There has been so much media hype questioning Brazil’s readiness to host the Games, but personally, I thought that everything looked great. While some venues are still awaiting completion, the Aquatic Center was completely finished. Walking into the arena for the first time, I got goose bumps. Just seeing so many seats overlooking the pool is incredible, and they weren’t even occupied! I can’t wait to feel the atmosphere when all 18,000 seats are filled with cheering fans! The small crowd at this test even was predominantly Brazilian, so the native swimmers got a much more enthusiastic applause than us foreigners. I know that come September though, the American fans (my parents included!) will be screaming their heads off for Team USA. Since I haven’t been to a Paralympic Games before, it was incredibly helpful for me to get the ‘lay of the land’ – even simple things like where the locker rooms are and where the medal ceremonies take place – so that when I return in September for the big show, I won’t have to worry about logistics quite as much.

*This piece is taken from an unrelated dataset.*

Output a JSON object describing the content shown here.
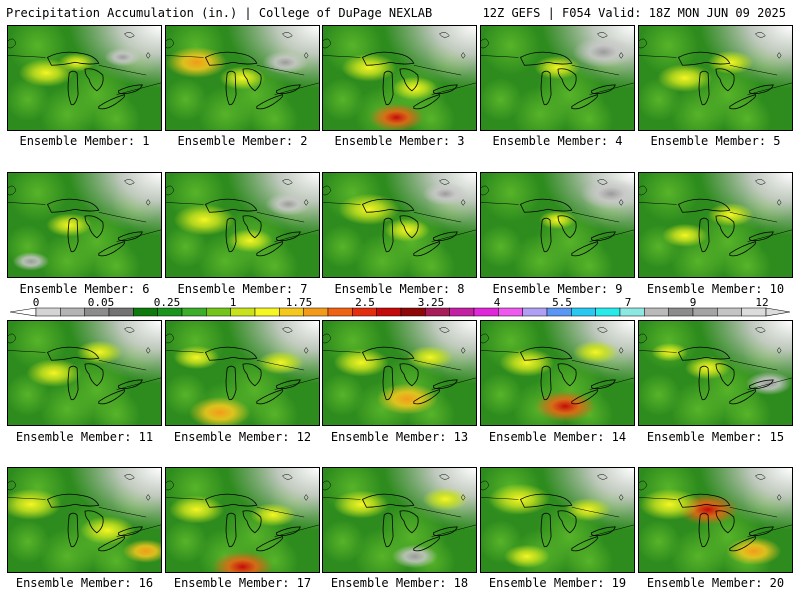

Other concerns abuzz in the media, like Zika virus and the cleanliness of the open water race courses, are obviously things for athletes to keep in mind, but it’s a big comfort to know that the Olympic Committee entirely has our backs. It’s their job to keep the athletes as safe and comfortable as possible, and they do everything they can to ensure that. I am nothing less than ecstatic to return to Brazil in September!
From the competition itself, I came away with several important things to focus on over the next few months. My coaches and I have been working on these over the past few weeks, and I know it’s already resulted in significant improvements. For example, video analysis of my races from the Test Event showed that my head position while I’m sprinting was a little too high, so I’ve been using a snorkel during training lately to help me work on this. Even with some room for improvement, I still managed to snag silver medals in the 50 free and 100 free, and standing on the podium in the Olympic pool is an experience I’ll never forget – and one I certainly hope to repeat later this summer!
We ended our trip with a few hours on the beach. It was fantastic to get to do a bit of ‘tourism’ even though we were technically on a ‘business trip.’ Traveling for competitions is an amazing way to see the world, but we do have to remember that we are primarily here for competition, not vacation! Having a few hours to unwind at the beach was a perfect way to relax before our 10-hour overnight flight back to the US.
Multiple times during this trip, I was overtaken by immense gratitude for the experiences that my injury has afforded me.
If I hadn’t been injured, I certainly would not be going on quick trips to Rio just to test out the pool. How many little kids across the country would love to even see the Olympic pool, let alone be able to swim in it!? Five years ago, while I was still a patient at Magee, I never dreamed that this journey would lead me to such incredible heights. The road has certainly been bumpy at times, but it’s led me in a pretty great direction: the Road to Rio!